Paris (AFP)

No, bras do not cause cancer, but yes, anti-Covid vaccines are effective: Inserm scrutinizes received ideas, infoxes and beliefs around health in a general public publication to be published at the end of September.

Divided into chapters (women, mental health, food, brain, HIV, addictions, Covid ...), dozens of topics are explored with pedagogy (and a little humor): who has never dreamed of understanding how consist of the "molecular scissors" which won a Nobel Prize for a French and an American in 2020?

Titled "Fake Health News", the book also tackles much more down to earth subjects: "Dark chocolate, better than milk chocolate?" (not really), "Video games make you addicted?" (not necessarily). Or futuristic: "Intelligent robots in the hospital?" (just a little). Or downright unusual: "Is snail slime really effective against osteoarthritis?" (Unfortunately no).

On the menu, reassuring information (no, the IUD does not make you sterile; but, yes, the flair of dogs can detect tumors) but also disappointments: "believing that we can do all the excesses and that it is enough to take an herbal tea, a lemon juice, to fast for twenty-four hours or to sweat in a sauna to make disappear all the toxins and accumulated waste is illusory ".

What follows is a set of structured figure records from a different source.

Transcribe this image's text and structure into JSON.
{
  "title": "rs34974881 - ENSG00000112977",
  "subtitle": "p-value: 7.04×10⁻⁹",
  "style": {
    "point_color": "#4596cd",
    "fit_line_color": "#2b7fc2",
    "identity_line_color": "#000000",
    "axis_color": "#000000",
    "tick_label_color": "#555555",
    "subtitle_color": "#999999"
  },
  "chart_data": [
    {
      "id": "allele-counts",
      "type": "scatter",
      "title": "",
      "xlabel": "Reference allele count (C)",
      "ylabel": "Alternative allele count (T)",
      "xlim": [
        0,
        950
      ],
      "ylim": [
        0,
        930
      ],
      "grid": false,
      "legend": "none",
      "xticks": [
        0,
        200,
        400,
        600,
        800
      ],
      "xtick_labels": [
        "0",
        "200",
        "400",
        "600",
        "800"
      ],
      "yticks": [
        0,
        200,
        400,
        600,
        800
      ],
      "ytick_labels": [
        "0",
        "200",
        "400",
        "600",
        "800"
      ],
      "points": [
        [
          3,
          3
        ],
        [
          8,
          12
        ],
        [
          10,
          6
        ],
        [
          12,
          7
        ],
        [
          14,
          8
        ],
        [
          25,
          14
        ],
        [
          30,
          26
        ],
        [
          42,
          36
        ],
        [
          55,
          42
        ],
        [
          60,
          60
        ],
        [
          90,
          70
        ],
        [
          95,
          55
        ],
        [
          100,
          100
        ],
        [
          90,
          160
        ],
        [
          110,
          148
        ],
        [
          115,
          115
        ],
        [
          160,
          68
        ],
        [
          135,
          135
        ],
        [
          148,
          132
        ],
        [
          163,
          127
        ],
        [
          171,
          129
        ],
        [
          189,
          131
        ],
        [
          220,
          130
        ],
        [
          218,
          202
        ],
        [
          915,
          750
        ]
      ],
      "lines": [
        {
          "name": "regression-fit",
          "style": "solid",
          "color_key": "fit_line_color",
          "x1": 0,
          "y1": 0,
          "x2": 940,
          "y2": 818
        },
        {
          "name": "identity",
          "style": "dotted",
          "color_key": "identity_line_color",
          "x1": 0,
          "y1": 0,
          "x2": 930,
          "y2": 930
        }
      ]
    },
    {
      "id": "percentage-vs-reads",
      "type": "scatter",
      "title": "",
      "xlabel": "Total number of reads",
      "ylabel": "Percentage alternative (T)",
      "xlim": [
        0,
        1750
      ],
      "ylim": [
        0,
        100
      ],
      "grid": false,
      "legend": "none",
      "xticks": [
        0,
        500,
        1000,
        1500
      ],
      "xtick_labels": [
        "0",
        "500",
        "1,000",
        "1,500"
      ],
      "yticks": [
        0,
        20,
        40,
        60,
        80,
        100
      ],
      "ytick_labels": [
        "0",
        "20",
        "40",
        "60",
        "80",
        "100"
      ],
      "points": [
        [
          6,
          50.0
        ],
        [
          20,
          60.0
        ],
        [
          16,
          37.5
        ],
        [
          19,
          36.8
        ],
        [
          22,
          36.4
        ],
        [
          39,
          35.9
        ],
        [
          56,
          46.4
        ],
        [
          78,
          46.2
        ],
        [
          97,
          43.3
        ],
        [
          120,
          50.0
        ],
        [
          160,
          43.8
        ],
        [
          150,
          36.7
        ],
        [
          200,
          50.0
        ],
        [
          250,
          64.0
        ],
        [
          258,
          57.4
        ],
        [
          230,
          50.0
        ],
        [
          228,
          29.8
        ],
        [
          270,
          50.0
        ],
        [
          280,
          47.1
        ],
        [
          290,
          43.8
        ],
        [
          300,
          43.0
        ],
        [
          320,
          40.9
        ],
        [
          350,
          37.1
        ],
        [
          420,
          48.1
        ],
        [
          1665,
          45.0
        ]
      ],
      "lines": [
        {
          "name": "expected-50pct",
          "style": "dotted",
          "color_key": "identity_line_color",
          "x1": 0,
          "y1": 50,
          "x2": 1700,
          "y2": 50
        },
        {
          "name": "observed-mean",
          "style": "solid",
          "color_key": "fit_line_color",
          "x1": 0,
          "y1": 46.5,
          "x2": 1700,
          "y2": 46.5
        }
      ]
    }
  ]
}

If it also emphasizes that beauty creams are not used much, the book deals with much more controversial subjects, such as cell phone waves, or certain dietary fashions, at best useless, at worst dangerous, such as " raw food "(eating raw) or fasting.

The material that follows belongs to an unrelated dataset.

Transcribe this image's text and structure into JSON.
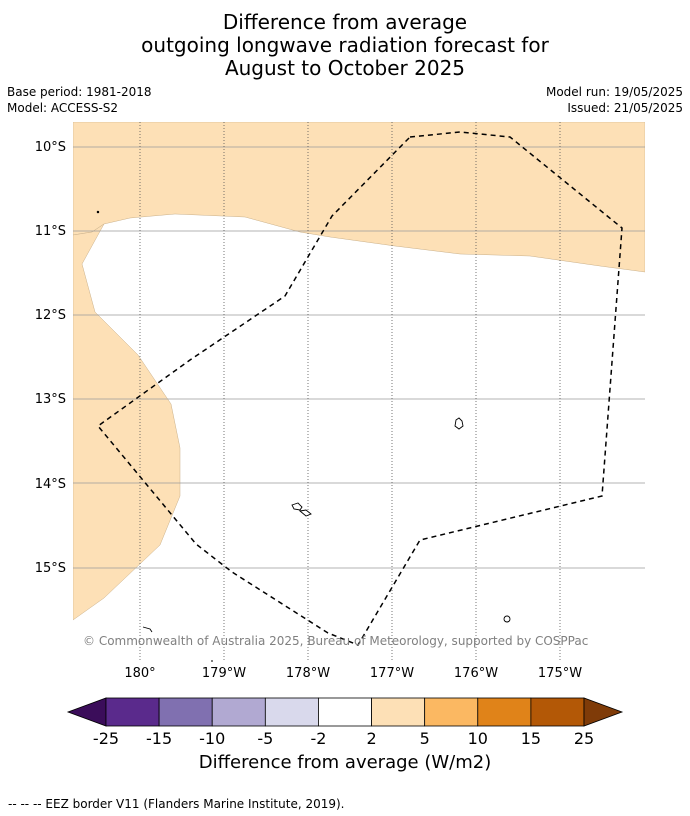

Between remedies from grandmothers, pseudo-sciences and charlatanism, disinformation around health and disease is old, but social networks and the Covid have made it ubiquitous.

From vaccines to the origins of the Covid, an entire chapter is also devoted to the pandemic.

Faced with the tide, the ambition of the book - 280 pages to be published on September 30 at Recherches Midi - is to "give back a voice to science", writes Gilles Bloch, the president of the public institution dedicated to medical research , in the foreword.

The book is an extension of "Canal Detox", anti-infox videos broadcast by Inserm on the internet since 2018.

With specific examples, “Fake Health News” underlines the importance of the scientific method and reminds us that medicine can be counter-intuitive: yes, cancer cells consume more sugar, but “fasting” does not allow them to “starve” ".